# Bilateral Nail Avulsion - 11730-50 or 11730 and 11732



## JAMETH345 (Mar 18, 2016)

The description we have is bilateral foot nail avulsion. Notes seem to indicate big toe, and 2nd digit. if they're the same foot, then I'm thinking 11730 and 11732, but if it's big toe on one foot, and 2nd digit on the other foot, do we use the same codes, or use 11730-50?   Any help would be appreciated.




John Methgen, CPC-A


----------



## kivbar16 (Mar 18, 2016)

The 50 modifier would never be appropriate; you should always use the -T modifiers for the toes.  In addition, use 11730 - T_ for the first toe and 11732 - T_ for each additional toe.  You need to read the actual description of the codes.  11732 is for each add'l toe; nothing of laterality is mentioned.


----------



## JAMETH345 (Mar 18, 2016)

Thank you for the response.   I didn't think the 50 modifier would be correct, but I wanted some confirmation.   Again, thank you.

John Methgen, CPC-A


----------



## HOFPG (Nov 3, 2017)

*modifier needed for each additional toe*

would a modifier be required for each additional toe?


----------



## CodingKing (Nov 3, 2017)

HOFPG said:


> would a modifier be required for each additional toe?

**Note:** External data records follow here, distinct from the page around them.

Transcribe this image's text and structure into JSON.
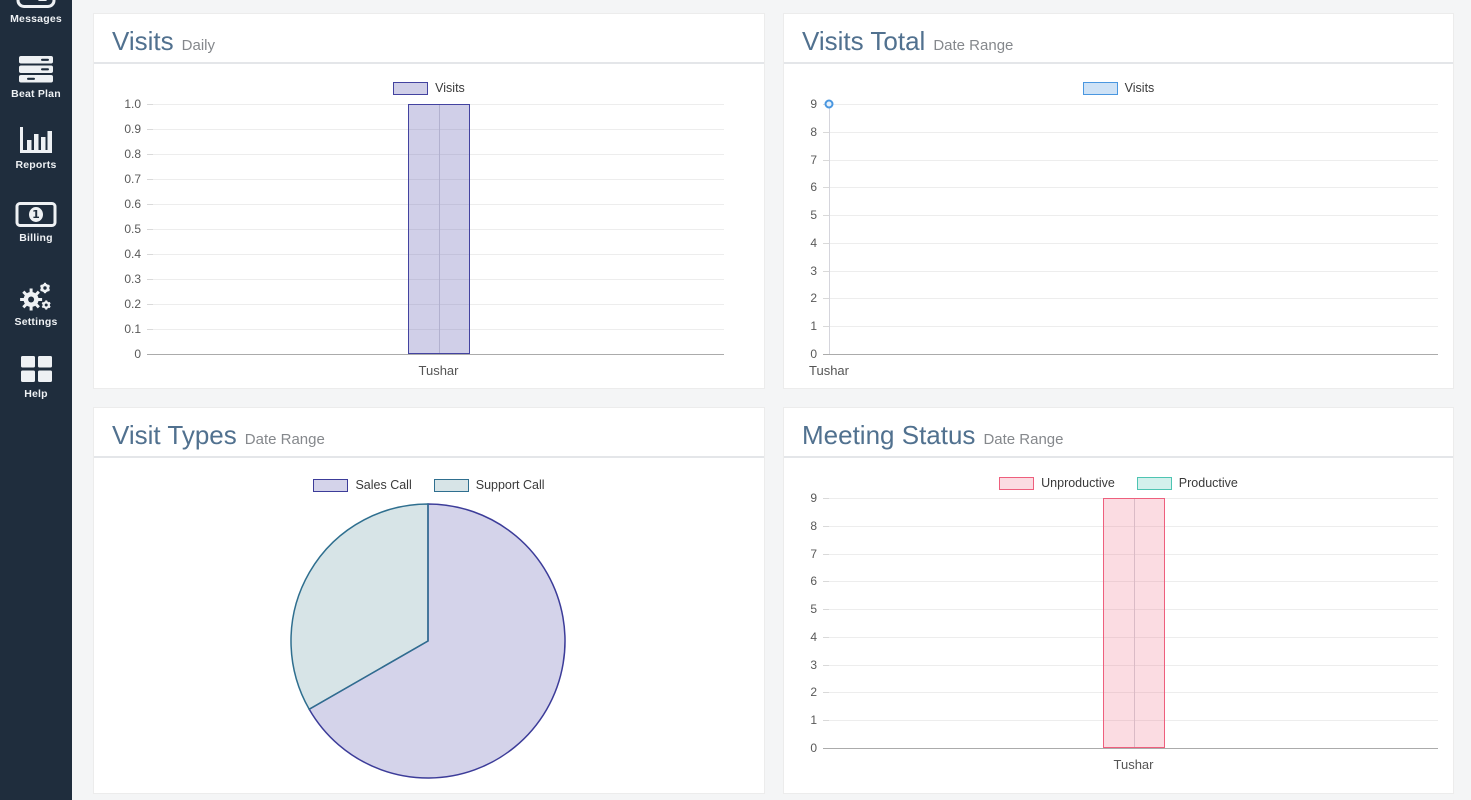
{
  "sidebar": {
    "bg": "#1f2d3d",
    "items": [
      {
        "label": "Messages",
        "icon": "chat-icon"
      },
      {
        "label": "Beat Plan",
        "icon": "server-stack-icon"
      },
      {
        "label": "Reports",
        "icon": "bar-chart-icon"
      },
      {
        "label": "Billing",
        "icon": "banknote-icon"
      },
      {
        "label": "Settings",
        "icon": "gears-icon"
      },
      {
        "label": "Help",
        "icon": "grid-icon"
      }
    ]
  },
  "chart_data": [
    {
      "id": "visits-daily",
      "type": "bar",
      "title": "Visits",
      "subtitle": "Daily",
      "categories": [
        "Tushar"
      ],
      "series": [
        {
          "name": "Visits",
          "values": [
            1.0
          ],
          "fill": "rgba(99,97,178,0.30)",
          "border": "#4343a0"
        }
      ],
      "ylim": [
        0,
        1.0
      ],
      "yticks": [
        "1.0",
        "0.9",
        "0.8",
        "0.7",
        "0.6",
        "0.5",
        "0.4",
        "0.3",
        "0.2",
        "0.1",
        "0"
      ],
      "xlabel": "",
      "ylabel": "",
      "grid": true,
      "legend_position": "top"
    },
    {
      "id": "visits-total",
      "type": "line",
      "title": "Visits Total",
      "subtitle": "Date Range",
      "categories": [
        "Tushar"
      ],
      "series": [
        {
          "name": "Visits",
          "values": [
            9
          ],
          "fill": "rgba(116,172,228,0.35)",
          "border": "#4a97e0"
        }
      ],
      "ylim": [
        0,
        9
      ],
      "yticks": [
        "9",
        "8",
        "7",
        "6",
        "5",
        "4",
        "3",
        "2",
        "1",
        "0"
      ],
      "xlabel": "",
      "ylabel": "",
      "grid": true,
      "legend_position": "top"
    },
    {
      "id": "visit-types",
      "type": "pie",
      "title": "Visit Types",
      "subtitle": "Date Range",
      "slices": [
        {
          "label": "Sales Call",
          "percent": 66.7,
          "fill": "rgba(99,97,178,0.28)",
          "border": "#3c3c99"
        },
        {
          "label": "Support Call",
          "percent": 33.3,
          "fill": "rgba(72,130,145,0.22)",
          "border": "#2f6f8f"
        }
      ],
      "legend_position": "top"
    },
    {
      "id": "meeting-status",
      "type": "bar",
      "title": "Meeting Status",
      "subtitle": "Date Range",
      "categories": [
        "Tushar"
      ],
      "series": [
        {
          "name": "Unproductive",
          "values": [
            9
          ],
          "fill": "rgba(238,95,125,0.22)",
          "border": "#ee5f7d"
        },
        {
          "name": "Productive",
          "values": [
            0
          ],
          "fill": "rgba(78,196,178,0.25)",
          "border": "#4ec4b2"
        }
      ],
      "ylim": [
        0,
        9
      ],
      "yticks": [
        "9",
        "8",
        "7",
        "6",
        "5",
        "4",
        "3",
        "2",
        "1",
        "0"
      ],
      "xlabel": "",
      "ylabel": "",
      "grid": true,
      "legend_position": "top"
    }
  ]
}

I don't think so. the each additional code allows up to 9 units for the remaining 9 toes.


----------



## HOFPG (Nov 3, 2017)

thank you


----------



## espressoguy (Nov 3, 2017)

Back in the day when I used to code podiatry (3 months ago), I listed each 11732 on a separate line with the appropriate toe modifier. I never used quantity on one line.


----------